Recompensa a la corrupción | El Nuevo Siglo
Miércoles, 9 de Octubre de 2019

EL paso del tiempo es lección que se traduce en maestría; lo cierto es que los años vividos enseñan a comprender el mundo en que se habita, en la medida en que los cambios que transforman el hábitat y las costumbres normativas vienen llegando sin advertencia consciente, son modalidades que apareciendo intempestivamente y sin mayor trastorno se asumen rutinariamente. ¡Miremos el cabello ahora!

Naturalmente los traumas se padecen sin atención, más tarde van arrojando sus consecuencias, muchas de las cuales se traducen en comportamientos asociales o antisociales y, si por casualidad se trata de alguien que detenta el poder, la arbitrariedad reina en su medio o profesionalmente.
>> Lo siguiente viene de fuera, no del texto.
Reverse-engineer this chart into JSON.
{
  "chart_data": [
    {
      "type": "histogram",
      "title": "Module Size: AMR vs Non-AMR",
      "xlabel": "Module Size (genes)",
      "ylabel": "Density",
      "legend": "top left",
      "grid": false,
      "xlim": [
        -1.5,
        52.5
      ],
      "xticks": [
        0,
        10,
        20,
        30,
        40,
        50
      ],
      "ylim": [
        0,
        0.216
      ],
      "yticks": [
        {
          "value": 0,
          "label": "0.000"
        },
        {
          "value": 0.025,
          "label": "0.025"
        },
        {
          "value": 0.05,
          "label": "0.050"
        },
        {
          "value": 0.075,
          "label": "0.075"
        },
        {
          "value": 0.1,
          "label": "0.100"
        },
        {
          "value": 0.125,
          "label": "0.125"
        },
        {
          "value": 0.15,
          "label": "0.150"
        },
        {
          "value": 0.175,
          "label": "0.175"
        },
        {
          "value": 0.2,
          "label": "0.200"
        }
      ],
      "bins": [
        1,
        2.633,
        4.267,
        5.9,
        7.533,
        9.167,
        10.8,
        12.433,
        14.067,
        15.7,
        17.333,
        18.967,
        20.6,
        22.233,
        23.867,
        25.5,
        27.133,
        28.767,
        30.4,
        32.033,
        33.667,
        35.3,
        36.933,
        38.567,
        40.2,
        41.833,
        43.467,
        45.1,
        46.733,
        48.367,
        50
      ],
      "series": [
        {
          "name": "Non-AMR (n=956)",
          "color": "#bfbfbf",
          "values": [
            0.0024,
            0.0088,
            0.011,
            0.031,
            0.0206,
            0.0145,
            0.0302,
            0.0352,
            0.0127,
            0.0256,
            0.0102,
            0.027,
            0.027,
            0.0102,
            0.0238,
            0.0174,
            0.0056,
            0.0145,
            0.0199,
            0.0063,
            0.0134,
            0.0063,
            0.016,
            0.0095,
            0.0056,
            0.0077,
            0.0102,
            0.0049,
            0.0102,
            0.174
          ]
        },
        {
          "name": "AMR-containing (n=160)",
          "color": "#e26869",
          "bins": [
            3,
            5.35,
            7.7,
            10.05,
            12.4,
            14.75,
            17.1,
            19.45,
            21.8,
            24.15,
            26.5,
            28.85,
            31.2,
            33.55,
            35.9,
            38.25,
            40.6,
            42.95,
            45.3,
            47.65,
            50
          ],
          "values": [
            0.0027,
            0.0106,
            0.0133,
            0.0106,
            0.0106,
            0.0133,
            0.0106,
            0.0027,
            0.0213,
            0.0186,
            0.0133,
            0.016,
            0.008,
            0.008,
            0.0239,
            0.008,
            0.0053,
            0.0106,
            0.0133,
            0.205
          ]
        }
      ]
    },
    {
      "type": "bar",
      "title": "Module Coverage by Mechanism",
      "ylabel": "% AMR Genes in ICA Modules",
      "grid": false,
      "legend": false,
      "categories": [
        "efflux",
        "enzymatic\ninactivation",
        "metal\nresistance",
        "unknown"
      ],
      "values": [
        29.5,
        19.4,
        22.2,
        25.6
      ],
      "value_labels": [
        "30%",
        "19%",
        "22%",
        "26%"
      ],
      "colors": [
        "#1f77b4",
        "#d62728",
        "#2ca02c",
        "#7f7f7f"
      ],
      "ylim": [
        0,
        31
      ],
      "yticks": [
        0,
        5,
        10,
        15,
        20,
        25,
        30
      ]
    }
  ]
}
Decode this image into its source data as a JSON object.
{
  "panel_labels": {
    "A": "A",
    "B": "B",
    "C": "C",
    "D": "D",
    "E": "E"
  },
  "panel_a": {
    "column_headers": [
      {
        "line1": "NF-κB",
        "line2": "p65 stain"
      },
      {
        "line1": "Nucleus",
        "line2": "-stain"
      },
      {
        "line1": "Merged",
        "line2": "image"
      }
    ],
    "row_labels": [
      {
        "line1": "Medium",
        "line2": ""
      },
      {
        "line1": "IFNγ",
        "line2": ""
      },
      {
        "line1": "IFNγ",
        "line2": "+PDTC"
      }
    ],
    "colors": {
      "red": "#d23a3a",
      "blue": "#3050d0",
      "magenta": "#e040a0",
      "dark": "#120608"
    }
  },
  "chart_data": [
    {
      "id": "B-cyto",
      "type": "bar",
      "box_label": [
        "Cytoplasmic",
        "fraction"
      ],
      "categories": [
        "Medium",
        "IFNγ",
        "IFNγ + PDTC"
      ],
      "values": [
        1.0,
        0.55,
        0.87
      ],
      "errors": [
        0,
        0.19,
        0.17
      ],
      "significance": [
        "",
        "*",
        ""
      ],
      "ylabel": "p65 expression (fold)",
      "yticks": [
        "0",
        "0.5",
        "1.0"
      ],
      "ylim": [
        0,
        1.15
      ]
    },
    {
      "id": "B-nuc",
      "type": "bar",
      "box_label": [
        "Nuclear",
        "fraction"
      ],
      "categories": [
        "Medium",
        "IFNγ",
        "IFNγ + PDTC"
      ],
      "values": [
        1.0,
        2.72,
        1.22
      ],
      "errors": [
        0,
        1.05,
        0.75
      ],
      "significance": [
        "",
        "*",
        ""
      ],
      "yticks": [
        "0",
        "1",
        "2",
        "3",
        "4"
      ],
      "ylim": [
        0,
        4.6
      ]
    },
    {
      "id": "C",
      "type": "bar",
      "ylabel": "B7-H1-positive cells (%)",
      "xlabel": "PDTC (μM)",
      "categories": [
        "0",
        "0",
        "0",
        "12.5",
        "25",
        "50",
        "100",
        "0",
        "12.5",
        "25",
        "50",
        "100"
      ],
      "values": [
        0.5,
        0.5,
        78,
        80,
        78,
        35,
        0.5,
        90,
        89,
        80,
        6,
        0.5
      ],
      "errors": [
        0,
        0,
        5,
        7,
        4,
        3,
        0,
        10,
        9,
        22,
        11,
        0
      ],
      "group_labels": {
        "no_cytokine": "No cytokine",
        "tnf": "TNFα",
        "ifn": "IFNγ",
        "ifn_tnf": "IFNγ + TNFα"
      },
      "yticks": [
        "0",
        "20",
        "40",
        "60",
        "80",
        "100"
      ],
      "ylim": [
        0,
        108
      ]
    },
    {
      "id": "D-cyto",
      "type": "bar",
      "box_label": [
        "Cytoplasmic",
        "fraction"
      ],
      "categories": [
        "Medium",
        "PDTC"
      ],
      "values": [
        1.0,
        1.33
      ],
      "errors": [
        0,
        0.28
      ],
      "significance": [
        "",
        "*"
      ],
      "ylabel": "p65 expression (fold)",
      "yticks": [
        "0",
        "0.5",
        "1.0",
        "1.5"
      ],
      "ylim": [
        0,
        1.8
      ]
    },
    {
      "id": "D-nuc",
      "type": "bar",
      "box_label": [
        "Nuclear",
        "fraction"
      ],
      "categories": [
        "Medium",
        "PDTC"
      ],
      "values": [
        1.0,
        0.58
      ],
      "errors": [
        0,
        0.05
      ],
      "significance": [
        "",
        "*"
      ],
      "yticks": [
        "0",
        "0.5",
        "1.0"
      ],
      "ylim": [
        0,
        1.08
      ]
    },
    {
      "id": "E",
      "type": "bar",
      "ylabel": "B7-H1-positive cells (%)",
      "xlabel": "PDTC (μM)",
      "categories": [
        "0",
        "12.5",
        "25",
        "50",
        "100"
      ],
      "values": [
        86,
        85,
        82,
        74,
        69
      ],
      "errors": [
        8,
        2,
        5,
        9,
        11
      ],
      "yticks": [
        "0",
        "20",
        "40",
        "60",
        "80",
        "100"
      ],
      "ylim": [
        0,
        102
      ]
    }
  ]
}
Aquí hay que interpretar la incidencia que la vanidad y la egolatría tienen en sus protagonistas alienados.

Aída Merlano, estrella del acontecimiento registrado la semana pasada, fue condenada por comprar el voto de electores que la escogieron como candidata al Congreso; ese es un episodio juzgado excepcionalmente, pues la historia de esta simonía en este país es la historia de la mediocre democracia y lo es a consecuencia de la miseria de los electores y la hegemonía cultural de los “aristócratas” de los diversos lugares. Para regresarla a la cárcel, luego de su espectacular huida, están ofreciendo una recompensa, recompensa que otros ofrecen para que definitivamente la callen.

El “maestro” Bocarejo, a este respecto, debe predicar que esto es pura carreta y porque al tenor de la modernidad, por encima del derecho, instrumento de la justicia, está la teocracia dineral, el amor al oro, fuente suprema de la riqueza y del reinado de los poderosos.

La prueba de lo cierto que se sostiene en este casual comentario la ofrece la moda que ahora impera para investigar los delitos y descubrir a los autores: la oferta de la recompensa, estimulo que abolió la obligación que en el pasado pregonaba la ley.

 El código de procedimiento del año de 1938 imponía la obligación a los empleados públicos, y a los particulares, poner en conocimiento de las autoridades los delitos de los cuales tuvieran conocimiento, con el apremio de que su omisión los convertiría en encubridores y cómplices de la ilicitud. Hoy eso no existe. El que tiene conocimiento de un hecho investigable o investigado guarda silencio o lo guarda porque su ética social o solidaridad no existe y no, porque ya no lo enseñan en los colegios. Ahora se predica que Colombia es un Estado Social de Derecho y esta calificación se anexa a las satisfacciones económicas y por lo demás, pare de contar. De ahí la recompensa frecuente y habitual.

No es fácil convocar testigos. La seguridad ahora no depende de las autoridades referidas en el artículo 2° de la Constitución.  Depende del contrato con el sector privado, empresas de propiedad de militares y policías en retiro y con las cuales los ministros de Defensa guardan estrechez extrema.